Abstract
We analyze the resolution limit that can be achieved by means of spectral reshaping in optical coherence tomography images and demonstrate that the resolution can be improved by means of modelessly reshaping the source spectrum in postprocessing. We show that the optimal spectrum has a priori surprising "crater-like" shape, providing 0.74 micron axial resolution in free space. This represents ~50% improvement compared to resolution using the original spectrum of a white light lamp.
Highlights
Optical coherence tomography is a promising non-invasive in vivo imaging technique, which has undergone rapid development since its invention in 1991 [1,2]

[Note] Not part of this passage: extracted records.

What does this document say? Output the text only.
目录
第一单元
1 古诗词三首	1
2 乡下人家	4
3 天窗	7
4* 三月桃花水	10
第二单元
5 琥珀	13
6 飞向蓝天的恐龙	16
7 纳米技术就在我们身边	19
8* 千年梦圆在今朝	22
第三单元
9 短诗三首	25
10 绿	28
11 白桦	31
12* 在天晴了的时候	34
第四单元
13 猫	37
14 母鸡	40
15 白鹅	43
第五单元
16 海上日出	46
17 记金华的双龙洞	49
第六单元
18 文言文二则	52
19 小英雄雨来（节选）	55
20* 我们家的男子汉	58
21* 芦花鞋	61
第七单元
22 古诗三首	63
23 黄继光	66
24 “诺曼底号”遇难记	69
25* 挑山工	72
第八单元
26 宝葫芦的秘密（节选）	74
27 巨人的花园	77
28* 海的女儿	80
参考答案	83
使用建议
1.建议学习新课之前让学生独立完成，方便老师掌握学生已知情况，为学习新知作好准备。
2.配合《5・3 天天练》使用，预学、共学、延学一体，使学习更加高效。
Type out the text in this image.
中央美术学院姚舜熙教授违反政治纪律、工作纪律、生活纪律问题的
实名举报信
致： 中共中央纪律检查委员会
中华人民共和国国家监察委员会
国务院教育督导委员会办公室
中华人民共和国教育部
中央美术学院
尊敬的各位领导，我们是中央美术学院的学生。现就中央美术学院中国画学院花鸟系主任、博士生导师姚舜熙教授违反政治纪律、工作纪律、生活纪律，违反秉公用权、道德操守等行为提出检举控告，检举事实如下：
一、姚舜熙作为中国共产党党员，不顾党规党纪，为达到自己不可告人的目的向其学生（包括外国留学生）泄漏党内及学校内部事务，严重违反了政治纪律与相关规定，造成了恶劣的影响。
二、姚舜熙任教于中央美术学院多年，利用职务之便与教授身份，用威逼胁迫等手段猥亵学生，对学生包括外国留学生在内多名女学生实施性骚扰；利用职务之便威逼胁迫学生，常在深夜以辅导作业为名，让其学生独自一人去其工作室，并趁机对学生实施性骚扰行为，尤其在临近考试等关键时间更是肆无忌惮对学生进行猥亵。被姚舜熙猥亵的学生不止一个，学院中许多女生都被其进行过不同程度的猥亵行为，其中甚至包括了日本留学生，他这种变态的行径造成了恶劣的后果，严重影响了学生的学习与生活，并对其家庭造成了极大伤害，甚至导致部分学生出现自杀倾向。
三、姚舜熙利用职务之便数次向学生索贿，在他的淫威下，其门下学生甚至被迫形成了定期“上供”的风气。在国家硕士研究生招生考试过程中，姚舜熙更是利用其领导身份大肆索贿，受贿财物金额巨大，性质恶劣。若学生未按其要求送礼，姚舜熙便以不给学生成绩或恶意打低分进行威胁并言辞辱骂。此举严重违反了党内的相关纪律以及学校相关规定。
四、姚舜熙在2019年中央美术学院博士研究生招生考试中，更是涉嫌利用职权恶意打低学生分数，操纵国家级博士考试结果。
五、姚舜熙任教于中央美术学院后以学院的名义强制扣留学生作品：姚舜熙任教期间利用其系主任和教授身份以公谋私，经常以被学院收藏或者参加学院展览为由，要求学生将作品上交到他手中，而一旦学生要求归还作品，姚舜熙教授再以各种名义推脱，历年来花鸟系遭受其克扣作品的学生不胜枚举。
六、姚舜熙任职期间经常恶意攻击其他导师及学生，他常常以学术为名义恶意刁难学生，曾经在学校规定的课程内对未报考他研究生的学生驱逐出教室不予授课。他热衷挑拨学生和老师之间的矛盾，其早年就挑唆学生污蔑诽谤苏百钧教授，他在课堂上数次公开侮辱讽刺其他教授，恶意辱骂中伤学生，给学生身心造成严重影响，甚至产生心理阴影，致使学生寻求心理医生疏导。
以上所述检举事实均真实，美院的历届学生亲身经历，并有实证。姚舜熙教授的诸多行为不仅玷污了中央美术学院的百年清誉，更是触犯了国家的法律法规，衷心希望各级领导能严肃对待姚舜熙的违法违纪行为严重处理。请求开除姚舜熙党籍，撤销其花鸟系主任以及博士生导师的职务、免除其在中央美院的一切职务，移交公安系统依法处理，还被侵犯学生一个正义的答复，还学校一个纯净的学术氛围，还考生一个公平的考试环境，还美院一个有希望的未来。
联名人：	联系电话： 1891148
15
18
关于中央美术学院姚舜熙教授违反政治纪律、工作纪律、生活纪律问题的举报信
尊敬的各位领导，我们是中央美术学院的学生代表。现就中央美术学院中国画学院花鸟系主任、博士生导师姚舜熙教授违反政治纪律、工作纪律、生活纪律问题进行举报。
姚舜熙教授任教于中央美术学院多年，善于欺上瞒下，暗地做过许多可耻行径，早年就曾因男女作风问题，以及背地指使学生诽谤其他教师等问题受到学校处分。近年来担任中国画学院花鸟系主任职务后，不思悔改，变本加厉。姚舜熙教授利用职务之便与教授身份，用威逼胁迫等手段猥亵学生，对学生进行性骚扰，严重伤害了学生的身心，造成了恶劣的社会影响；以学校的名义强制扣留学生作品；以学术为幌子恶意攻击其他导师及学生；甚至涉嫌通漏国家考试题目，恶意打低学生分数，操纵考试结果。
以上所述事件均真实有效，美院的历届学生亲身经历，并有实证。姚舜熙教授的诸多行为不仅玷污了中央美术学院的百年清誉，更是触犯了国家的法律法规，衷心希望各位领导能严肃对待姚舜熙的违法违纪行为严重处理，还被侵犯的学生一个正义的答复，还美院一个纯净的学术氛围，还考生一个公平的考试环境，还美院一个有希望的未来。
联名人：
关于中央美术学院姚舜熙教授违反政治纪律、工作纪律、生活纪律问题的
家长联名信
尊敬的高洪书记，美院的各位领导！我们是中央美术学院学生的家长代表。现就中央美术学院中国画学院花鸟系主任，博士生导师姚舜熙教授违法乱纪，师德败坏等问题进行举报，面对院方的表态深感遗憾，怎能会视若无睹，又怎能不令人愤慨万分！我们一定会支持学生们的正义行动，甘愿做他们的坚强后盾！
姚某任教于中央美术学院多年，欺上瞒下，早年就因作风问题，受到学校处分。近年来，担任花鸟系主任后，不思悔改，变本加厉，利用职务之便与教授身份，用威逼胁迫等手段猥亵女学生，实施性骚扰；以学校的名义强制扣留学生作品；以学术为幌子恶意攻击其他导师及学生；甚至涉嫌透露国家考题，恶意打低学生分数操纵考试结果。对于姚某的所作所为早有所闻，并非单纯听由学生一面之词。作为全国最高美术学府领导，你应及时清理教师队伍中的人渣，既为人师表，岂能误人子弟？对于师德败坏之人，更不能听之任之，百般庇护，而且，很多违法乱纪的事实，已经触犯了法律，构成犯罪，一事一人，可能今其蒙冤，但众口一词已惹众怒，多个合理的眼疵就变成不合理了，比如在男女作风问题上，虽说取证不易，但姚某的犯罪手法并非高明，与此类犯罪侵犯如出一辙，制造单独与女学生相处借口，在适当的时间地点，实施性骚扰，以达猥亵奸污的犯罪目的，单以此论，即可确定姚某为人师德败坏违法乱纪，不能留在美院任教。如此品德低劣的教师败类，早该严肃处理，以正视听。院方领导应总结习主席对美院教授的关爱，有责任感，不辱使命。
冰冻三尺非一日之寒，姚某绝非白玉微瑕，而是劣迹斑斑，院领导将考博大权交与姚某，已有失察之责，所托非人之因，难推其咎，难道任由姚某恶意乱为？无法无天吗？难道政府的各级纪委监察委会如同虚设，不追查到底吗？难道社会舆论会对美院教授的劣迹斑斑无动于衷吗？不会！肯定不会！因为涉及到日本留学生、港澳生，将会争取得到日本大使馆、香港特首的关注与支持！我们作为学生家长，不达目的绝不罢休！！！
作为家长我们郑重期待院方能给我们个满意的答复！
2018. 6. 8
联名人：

In an OCT system, the axial resolution is determined by the temporal coherence length lc of a light source
Resolution can be improved by combining multiple light sources, e.g. after optimizing the power ratios of three LEDs, resolution in OCT images was improved from 12 μm to 7 μm [8]
Summary
Optical coherence tomography is a promising non-invasive in vivo imaging technique, which has undergone rapid development since its invention in 1991 [1,2]. In an OCT system, the axial resolution is determined by the temporal coherence length lc of a light source. If the spectrum of the light source has a Gaussian shape, lc is proportional to λ02/Δλ with λ0 the. A Kerr-lens mode-locked Ti:sapphire laser [3], Ti:sapphire pumped super-continuum [4,5], and thermal light sources [6,7] were used to obtain 3.7 [3], 0.5 [4], ~1 [5], 0.7 [6], and ~1 μm [7] axial resolution in biological tissue, respectively. By digitally reshaping the source spectra to known modes, such as Gaussian, white, and Hamming windowed shapes, OCT resolution was enhanced from over 10 to a few microns [9,10,11]. A modeless spectral reshaping, in which a spectral profile can be changed to any arbitrary shape, was used to effectively reduce sidelobes of in OCT images [12]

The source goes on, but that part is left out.